Determined to realize the songs swirling in his head, Francis assembled a crack team of musicians, calling on bassist Mike Starr (The Heard) and drummer PJ Howard (The Revivalists, The Heard). He linked up with producer and analog-obsessive Sergio Rios (Orgone, Cee Lo Green, Alicia Keys) and self-funded a trip to Killion Sound in Los Angeles to record the initial batch of material. “I learned to trust my instincts in that room,” says Francis. Buoyed by classic horn arrangements and Rios’ fierce guitar work, the resulting tracks illuminate a lifetime spent studying the masters of soul music.

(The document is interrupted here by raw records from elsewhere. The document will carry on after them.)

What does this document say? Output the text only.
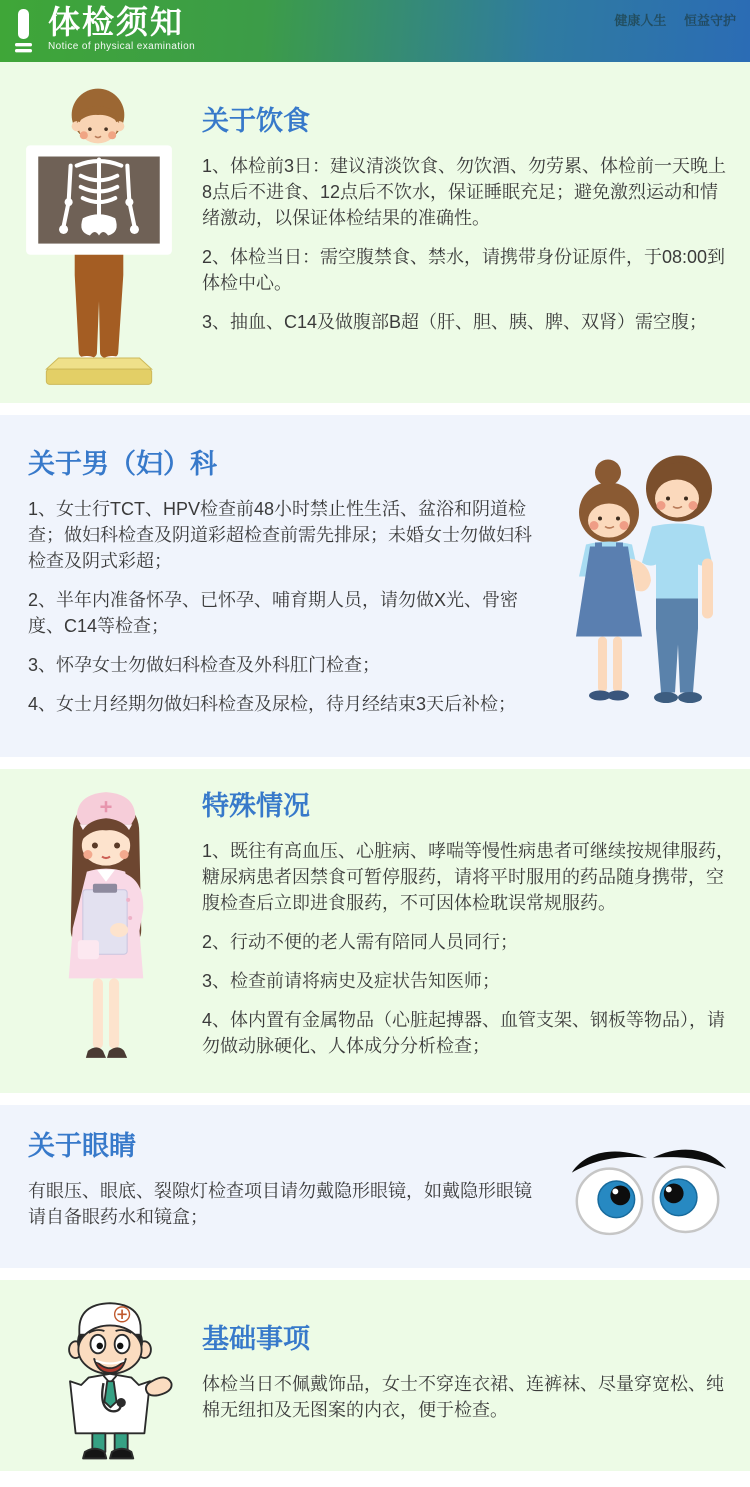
体检须知
Notice of physical examination
健康人生 恒益守护
关于饮食

1、体检前3日：建议清淡饮食、勿饮酒、勿劳累、体检前一天晚上8点后不进食、12点后不饮水，保证睡眠充足；避免激烈运动和情绪激动，以保证体检结果的准确性。

2、体检当日：需空腹禁食、禁水，请携带身份证原件，于08:00到体检中心。

3、抽血、C14及做腹部B超（肝、胆、胰、脾、双肾）需空腹；

关于男（妇）科

1、女士行TCT、HPV检查前48小时禁止性生活、盆浴和阴道检查；做妇科检查及阴道彩超检查前需先排尿；未婚女士勿做妇科检查及阴式彩超；

2、半年内准备怀孕、已怀孕、哺育期人员，请勿做X光、骨密度、C14等检查；

3、怀孕女士勿做妇科检查及外科肛门检查；

4、女士月经期勿做妇科检查及尿检，待月经结束3天后补检；

特殊情况

1、既往有高血压、心脏病、哮喘等慢性病患者可继续按规律服药，糖尿病患者因禁食可暂停服药，请将平时服用的药品随身携带，空腹检查后立即进食服药，不可因体检耽误常规服药。

2、行动不便的老人需有陪同人员同行；

3、检查前请将病史及症状告知医师；

4、体内置有金属物品（心脏起搏器、血管支架、钢板等物品），请勿做动脉硬化、人体成分分析检查；

关于眼睛

有眼压、眼底、裂隙灯检查项目请勿戴隐形眼镜，如戴隐形眼镜请自备眼药水和镜盒；

基础事项

体检当日不佩戴饰品，女士不穿连衣裙、连裤袜、尽量穿宽松、纯棉无纽扣及无图案的内衣，便于检查。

From the RMI electra-piano riff that kicks off “She’s A Winner” to the screaming organ swells of “This Time,” Francis and company let it all hang out. This is fun music, dance music. Yet verse after verse and chorus after chorus, Francis wrestles with his past in a straightforward manner: “It’s 5 o’clock in the morning, but I’m not home/ I’m surrounded by people, but I’m really alone.” Like Toussaint and Russell before him he’s married the upbeat rhythms of New Orleans R&B with the lyrical approach of a confessional singer/songwriter. The refrain on “This Time” serves as a foxhole prayer for a better future: “Let me get it this time/I won’t let you down/Let me get it this time/I won’t fool around.”
2018 has been a busy year. In February Francis finished recording basic tracks for the yet-to-be named debut album in Los Angeles and spent the following months doing overdubs in Chicago with engineer Mike Novak (who also recorded demos for the project). After playing his first show in November, Francis was signed by Paradigm Talent Agency. He is now preparing to tour relentlessly to promote his own music. “I’m doing this to fulfill a drive within myself, but also to pay tribute to the gifts I’ve been given. And it comes from a place of immense gratitude. I’ve been given so much in my life, especially in the last two years, that this feels like a bonus.”